# Hey, Pete Teoh, got your car yet?



## JB330Ci (Feb 17, 2002)

Hey, Pete,  

Have you got your car yet? Does the Owner's Circle still show your car "on route" or "transit to the processing center"? My car was on Traviata, docked at Charleston on 03/01 but it still shows my car "on route":dunno:


----------



## ashecnc (Dec 20, 2001)

I remember those days...it was painful  good luck :yikes:


----------



## Pete Teoh (Jan 27, 2002)

JB330Ci said:


> *Hey, Pete,
> 
> Have you got your car yet? Does the Owner's Circle still show your car "on route" or "transit to the processing center"? My car was on Traviata, docked at Charleston on 03/01 but it still shows my car "on route":dunno: *


OC shows it's in the VPC still... I talked to my dealer today. He says it shows in the VIR that it's on the truck, which according to him, means that it should arrive at the dealership today. He says it'll take a day to get it prepped, and the alarm installed, etc. and that I can probably pick it up tomorrow or Thursday. :thumb:

The end is near!


----------



## JB330Ci (Feb 17, 2002)

Pete,

Thanks ! Don't forget to post pictures. Oh BTW, hope the sky will hold up when you pick it up... looks like there will be rain, sleet, and snow in your area Thursday.


----------



## Pete Teoh (Jan 27, 2002)

Yeah.. the weather here stinks. It's been pretty bad since last weekend. Not the best weather to have SP tires... but I think I'll survive if I'm extra careful.


----------



## ict330xi (Dec 23, 2001)

beep


----------



## Pete Teoh (Jan 27, 2002)

Let's get it over with...

HELP! My car beeped at me as soon as I pulled out of the dealer's lot. Is it defective? Should I sue BMW for selling me a lemon? HELP!

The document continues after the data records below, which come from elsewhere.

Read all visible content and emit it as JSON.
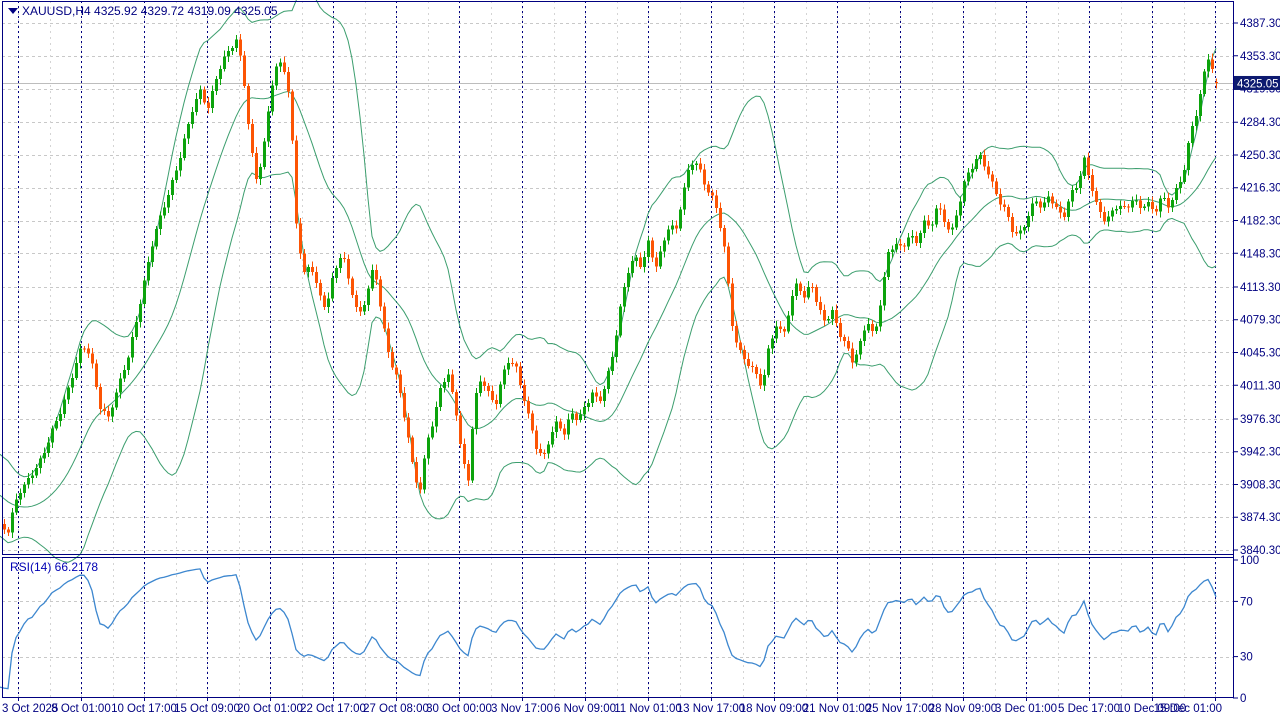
{
  "window": {
    "title": "XAUUSD,H4  4325.92 4329.72 4319.09 4325.05"
  },
  "chart_data": {
    "type": "candlestick",
    "symbol": "XAUUSD",
    "timeframe": "H4",
    "title": "XAUUSD,H4  4325.92 4329.72 4319.09 4325.05",
    "ohlc_current": {
      "open": 4325.92,
      "high": 4329.72,
      "low": 4319.09,
      "close": 4325.05
    },
    "current_price_label": "4325.05",
    "ylim": [
      3840.3,
      4387.3
    ],
    "grid": true,
    "price_axis_ticks": [
      "4387.30",
      "4353.30",
      "4319.30",
      "4284.30",
      "4250.30",
      "4216.30",
      "4182.30",
      "4148.30",
      "4113.30",
      "4079.30",
      "4045.30",
      "4011.30",
      "3976.30",
      "3942.30",
      "3908.30",
      "3874.30",
      "3840.30"
    ],
    "time_axis_labels": [
      "3 Oct 2025",
      "8 Oct 01:00",
      "10 Oct 17:00",
      "15 Oct 09:00",
      "20 Oct 01:00",
      "22 Oct 17:00",
      "27 Oct 08:00",
      "30 Oct 00:00",
      "3 Nov 17:00",
      "6 Nov 09:00",
      "11 Nov 01:00",
      "13 Nov 17:00",
      "18 Nov 09:00",
      "21 Nov 01:00",
      "25 Nov 17:00",
      "28 Nov 09:00",
      "3 Dec 01:00",
      "5 Dec 17:00",
      "10 Dec 09:00",
      "15 Dec 01:00"
    ],
    "close_path": [
      [
        -96,
        3952
      ],
      [
        -60,
        3918
      ],
      [
        -30,
        3888
      ],
      [
        -10,
        3872
      ],
      [
        0,
        3866
      ],
      [
        8,
        3858
      ],
      [
        18,
        3898
      ],
      [
        30,
        3920
      ],
      [
        42,
        3934
      ],
      [
        52,
        3962
      ],
      [
        62,
        3992
      ],
      [
        72,
        4022
      ],
      [
        82,
        4050
      ],
      [
        90,
        4042
      ],
      [
        100,
        3992
      ],
      [
        108,
        3978
      ],
      [
        118,
        4006
      ],
      [
        128,
        4042
      ],
      [
        140,
        4100
      ],
      [
        152,
        4155
      ],
      [
        162,
        4192
      ],
      [
        172,
        4225
      ],
      [
        182,
        4255
      ],
      [
        192,
        4295
      ],
      [
        200,
        4318
      ],
      [
        208,
        4302
      ],
      [
        216,
        4330
      ],
      [
        228,
        4356
      ],
      [
        237,
        4372
      ],
      [
        243,
        4338
      ],
      [
        250,
        4262
      ],
      [
        257,
        4218
      ],
      [
        264,
        4260
      ],
      [
        271,
        4322
      ],
      [
        278,
        4352
      ],
      [
        284,
        4340
      ],
      [
        290,
        4302
      ],
      [
        296,
        4178
      ],
      [
        303,
        4124
      ],
      [
        310,
        4142
      ],
      [
        318,
        4110
      ],
      [
        326,
        4088
      ],
      [
        334,
        4128
      ],
      [
        342,
        4150
      ],
      [
        350,
        4118
      ],
      [
        358,
        4082
      ],
      [
        366,
        4098
      ],
      [
        374,
        4138
      ],
      [
        382,
        4082
      ],
      [
        390,
        4038
      ],
      [
        398,
        4012
      ],
      [
        406,
        3966
      ],
      [
        414,
        3920
      ],
      [
        420,
        3906
      ],
      [
        427,
        3956
      ],
      [
        434,
        3972
      ],
      [
        441,
        4012
      ],
      [
        448,
        4022
      ],
      [
        455,
        3994
      ],
      [
        462,
        3934
      ],
      [
        468,
        3912
      ],
      [
        474,
        3990
      ],
      [
        481,
        4020
      ],
      [
        488,
        4006
      ],
      [
        495,
        3992
      ],
      [
        502,
        4018
      ],
      [
        509,
        4036
      ],
      [
        516,
        4028
      ],
      [
        523,
        4004
      ],
      [
        530,
        3974
      ],
      [
        537,
        3942
      ],
      [
        543,
        3932
      ],
      [
        550,
        3958
      ],
      [
        557,
        3976
      ],
      [
        564,
        3964
      ],
      [
        571,
        3982
      ],
      [
        578,
        3972
      ],
      [
        585,
        3988
      ],
      [
        592,
        4006
      ],
      [
        599,
        3996
      ],
      [
        606,
        4014
      ],
      [
        613,
        4042
      ],
      [
        620,
        4090
      ],
      [
        627,
        4130
      ],
      [
        634,
        4148
      ],
      [
        641,
        4134
      ],
      [
        648,
        4156
      ],
      [
        655,
        4132
      ],
      [
        662,
        4156
      ],
      [
        669,
        4182
      ],
      [
        676,
        4172
      ],
      [
        683,
        4210
      ],
      [
        690,
        4238
      ],
      [
        697,
        4246
      ],
      [
        704,
        4222
      ],
      [
        711,
        4210
      ],
      [
        718,
        4184
      ],
      [
        725,
        4148
      ],
      [
        731,
        4080
      ],
      [
        738,
        4052
      ],
      [
        745,
        4038
      ],
      [
        752,
        4026
      ],
      [
        762,
        4008
      ],
      [
        769,
        4056
      ],
      [
        776,
        4076
      ],
      [
        783,
        4062
      ],
      [
        790,
        4092
      ],
      [
        797,
        4118
      ],
      [
        804,
        4104
      ],
      [
        811,
        4122
      ],
      [
        818,
        4090
      ],
      [
        825,
        4074
      ],
      [
        832,
        4086
      ],
      [
        839,
        4068
      ],
      [
        846,
        4056
      ],
      [
        853,
        4034
      ],
      [
        860,
        4052
      ],
      [
        867,
        4078
      ],
      [
        874,
        4062
      ],
      [
        881,
        4106
      ],
      [
        888,
        4148
      ],
      [
        895,
        4156
      ],
      [
        902,
        4150
      ],
      [
        909,
        4170
      ],
      [
        916,
        4162
      ],
      [
        923,
        4182
      ],
      [
        930,
        4170
      ],
      [
        937,
        4196
      ],
      [
        944,
        4184
      ],
      [
        951,
        4172
      ],
      [
        958,
        4196
      ],
      [
        965,
        4222
      ],
      [
        972,
        4236
      ],
      [
        979,
        4252
      ],
      [
        986,
        4240
      ],
      [
        993,
        4218
      ],
      [
        1000,
        4198
      ],
      [
        1007,
        4186
      ],
      [
        1014,
        4168
      ],
      [
        1021,
        4174
      ],
      [
        1028,
        4188
      ],
      [
        1035,
        4202
      ],
      [
        1042,
        4192
      ],
      [
        1049,
        4210
      ],
      [
        1056,
        4198
      ],
      [
        1063,
        4186
      ],
      [
        1070,
        4206
      ],
      [
        1077,
        4216
      ],
      [
        1084,
        4246
      ],
      [
        1091,
        4222
      ],
      [
        1098,
        4194
      ],
      [
        1105,
        4180
      ],
      [
        1112,
        4188
      ],
      [
        1119,
        4200
      ],
      [
        1126,
        4196
      ],
      [
        1133,
        4208
      ],
      [
        1140,
        4192
      ],
      [
        1147,
        4200
      ],
      [
        1154,
        4188
      ],
      [
        1161,
        4212
      ],
      [
        1168,
        4198
      ],
      [
        1175,
        4210
      ],
      [
        1182,
        4222
      ],
      [
        1189,
        4268
      ],
      [
        1196,
        4296
      ],
      [
        1203,
        4332
      ],
      [
        1208,
        4350
      ],
      [
        1213,
        4336
      ],
      [
        1216,
        4325.05
      ]
    ],
    "indicators": {
      "bollinger": {
        "period": 20,
        "deviation": 2
      },
      "rsi": {
        "label": "RSI(14) 66.2178",
        "period": 14,
        "current": 66.2178,
        "axis_ticks": [
          "100",
          "70",
          "30",
          "0"
        ],
        "levels": [
          70,
          30
        ]
      }
    },
    "colors": {
      "up": "#0ca30c",
      "down": "#fc5404",
      "bands": "#3c9e6e",
      "rsi_line": "#3d87cf",
      "grid_gray": "#c8c8c8",
      "grid_navy": "#000080",
      "axis_text": "#000080",
      "frame": "#000080",
      "price_line": "#bdbdbd",
      "price_label_bg": "#0d1a70",
      "price_label_text": "#ffffff"
    }
  }
}
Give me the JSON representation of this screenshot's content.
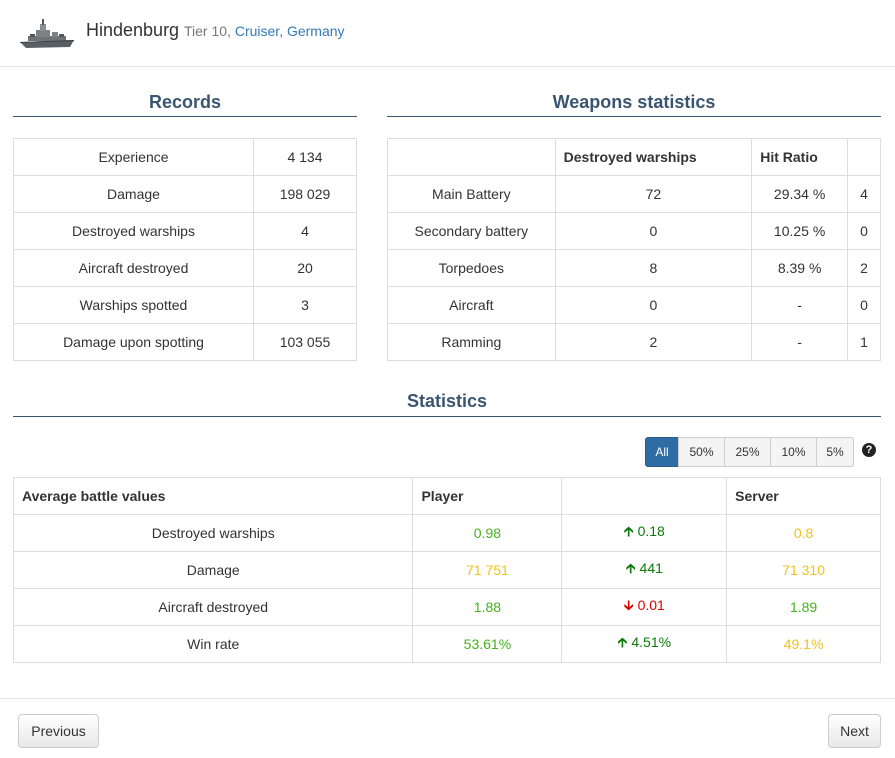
{
  "ship": {
    "name": "Hindenburg",
    "tier": "Tier 10,",
    "class": "Cruiser,",
    "nation": "Germany"
  },
  "records": {
    "title": "Records",
    "rows": [
      {
        "label": "Experience",
        "value": "4 134"
      },
      {
        "label": "Damage",
        "value": "198 029"
      },
      {
        "label": "Destroyed warships",
        "value": "4"
      },
      {
        "label": "Aircraft destroyed",
        "value": "20"
      },
      {
        "label": "Warships spotted",
        "value": "3"
      },
      {
        "label": "Damage upon spotting",
        "value": "103 055"
      }
    ]
  },
  "weapons": {
    "title": "Weapons statistics",
    "headers": [
      "",
      "Destroyed warships",
      "Hit Ratio",
      ""
    ],
    "rows": [
      {
        "name": "Main Battery",
        "destroyed": "72",
        "hit_ratio": "29.34 %",
        "extra": "4"
      },
      {
        "name": "Secondary battery",
        "destroyed": "0",
        "hit_ratio": "10.25 %",
        "extra": "0"
      },
      {
        "name": "Torpedoes",
        "destroyed": "8",
        "hit_ratio": "8.39 %",
        "extra": "2"
      },
      {
        "name": "Aircraft",
        "destroyed": "0",
        "hit_ratio": "-",
        "extra": "0"
      },
      {
        "name": "Ramming",
        "destroyed": "2",
        "hit_ratio": "-",
        "extra": "1"
      }
    ]
  },
  "statistics": {
    "title": "Statistics",
    "filters": [
      "All",
      "50%",
      "25%",
      "10%",
      "5%"
    ],
    "active_filter": "All",
    "headers": [
      "Average battle values",
      "Player",
      "",
      "Server"
    ],
    "rows": [
      {
        "label": "Destroyed warships",
        "player": "0.98",
        "player_color": "green",
        "diff": "0.18",
        "diff_dir": "up",
        "server": "0.8",
        "server_color": "yellow"
      },
      {
        "label": "Damage",
        "player": "71 751",
        "player_color": "yellow",
        "diff": "441",
        "diff_dir": "up",
        "server": "71 310",
        "server_color": "yellow"
      },
      {
        "label": "Aircraft destroyed",
        "player": "1.88",
        "player_color": "green",
        "diff": "0.01",
        "diff_dir": "down",
        "server": "1.89",
        "server_color": "green"
      },
      {
        "label": "Win rate",
        "player": "53.61%",
        "player_color": "green",
        "diff": "4.51%",
        "diff_dir": "up",
        "server": "49.1%",
        "server_color": "yellow"
      }
    ]
  },
  "nav": {
    "previous": "Previous",
    "next": "Next"
  },
  "colors": {
    "title": "#3a5570",
    "link": "#337ab7",
    "good": "#44b21c",
    "average": "#f0c21a",
    "up_arrow": "#0b7a0b",
    "down_arrow": "#d90000",
    "active_filter": "#2e6da4"
  },
  "icons": {
    "ship": "ship-thumbnail-icon",
    "help": "question-circle-icon",
    "up": "arrow-up-icon",
    "down": "arrow-down-icon"
  }
}
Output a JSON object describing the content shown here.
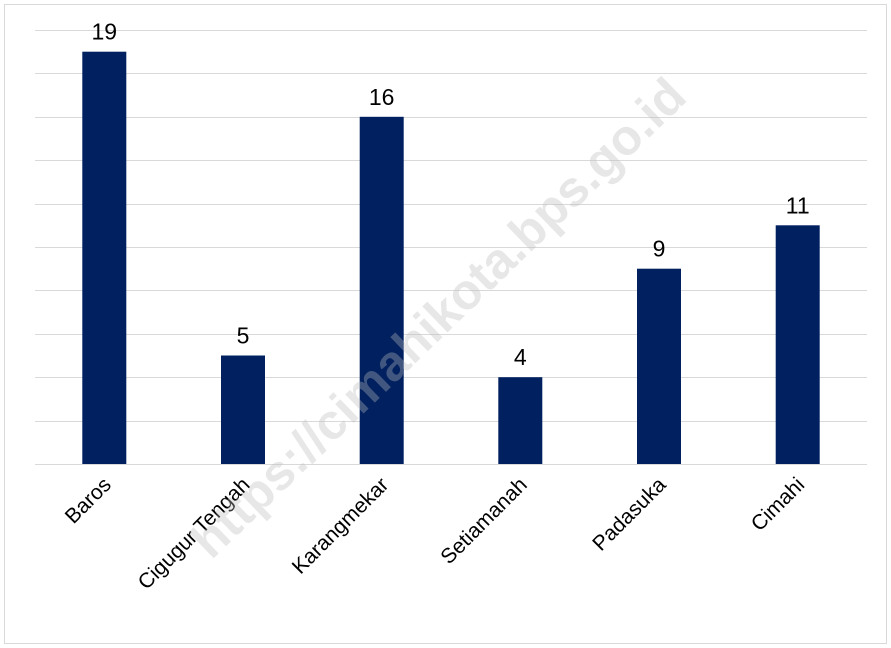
{
  "chart_data": {
    "type": "bar",
    "categories": [
      "Baros",
      "Cigugur Tengah",
      "Karangmekar",
      "Setiamanah",
      "Padasuka",
      "Cimahi"
    ],
    "values": [
      19,
      5,
      16,
      4,
      9,
      11
    ],
    "title": "",
    "xlabel": "",
    "ylabel": "",
    "ylim": [
      0,
      20
    ],
    "grid": true,
    "legend": "none",
    "bar_color": "#002060",
    "watermark": "https://cimahikota.bps.go.id"
  }
}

:lmao: :lmao: :lmao: :lmao:


----------



## RKB (Feb 15, 2002)

*Saw mine today - pick up tomorrow*

My car was on the same boat and I went to the dealership today to turn in my Car/Key form (along with the instructions on how to set the "Clown Nose"). I asked to see the car.
Went back to the work-area and there it was, top down - they were installing the brackets for the wind-screen.

I pick it up tomorrow!

I just wish they didn't put cinders down when it snowed, probably get filthy coming home.

As they say in Jamaica - "Soon come.":thumb:


----------



## Pete Teoh (Jan 27, 2002)

No call from the BMW dealer yet today... 

:dunno: :dunno: :dunno:


----------



## ashecnc (Dec 20, 2001)

:thumbdwn:


----------



## Pete Teoh (Jan 27, 2002)

*It's HERE!*

Just got a call from the dealer... Car is in final prep this afternoon. Set up time for pickup @ 4 p.m. tomorrow.


----------



## ashecnc (Dec 20, 2001)

:yikes: :thumb:


----------



## Pete Teoh (Jan 27, 2002)

Is it 4 p.m. yet?
:yikes:


----------



## Dr. Phil (Dec 19, 2001)

Pete Teoh said:


> *Is it 4 p.m. yet?
> :yikes: *


My suggestion...take a nice 6 hour nap, since you probably didn't sleep last night

Glad your day has finally arrived:thumb:


----------



## jm8571 (Mar 3, 2002)

*OH MAN...*

Ya know, I am just going to take the day off on the day I pick up mine. Set up an appointment for 9:00 AM and just go get it over with. Hopefully, I won't hear its in on a Friday and have to pick it up on a Monday. That would just be cruel and unusual punishment.


----------



## Pete Teoh (Jan 27, 2002)

6 hours... :yikes: :yikes: :yikes: :yikes:


----------



## RKB (Feb 15, 2002)

*Picked up Wednesday!*

Pete -

The wait is so worth it!
Picked up my car yesterday! The test drive prior to signing the papers reminded me as to why I waited so long to get this car!
I would recommend following the pickup checklist:
http://www.e46fanatics.com/faq/checklist.html

Although that seemed to piss the salesman off a little that we didn't just throw down our ~$46K and drive off (see my other post for the one "problem" with the car).

If I ever get a digital camera I'll post some pics of this beauty!

330CiC Steel Blue/Gray/Navy
SP,PP,CWP,Step/BiXen


----------



## Pete Teoh (Jan 27, 2002)

5 hours...

  :yikes:  :lmao:


----------



## Dr. Phil (Dec 19, 2001)

Pete Teoh said:


> *5 hours...
> 
> :yikes:  :lmao:  *


Amazing how sloe that hour went isn't it................

tick.....tick.................tick...............................


----------



## Pete Teoh (Jan 27, 2002)

PM 325xiT said:


> *
> Amazing how sloe that hour went isn't it................
> 
> tick.....tick.................tick............................... *


It is s......................l................................o...........................w................................

At least it's lunch time now. Stuffing my face will distract me for a bit.


----------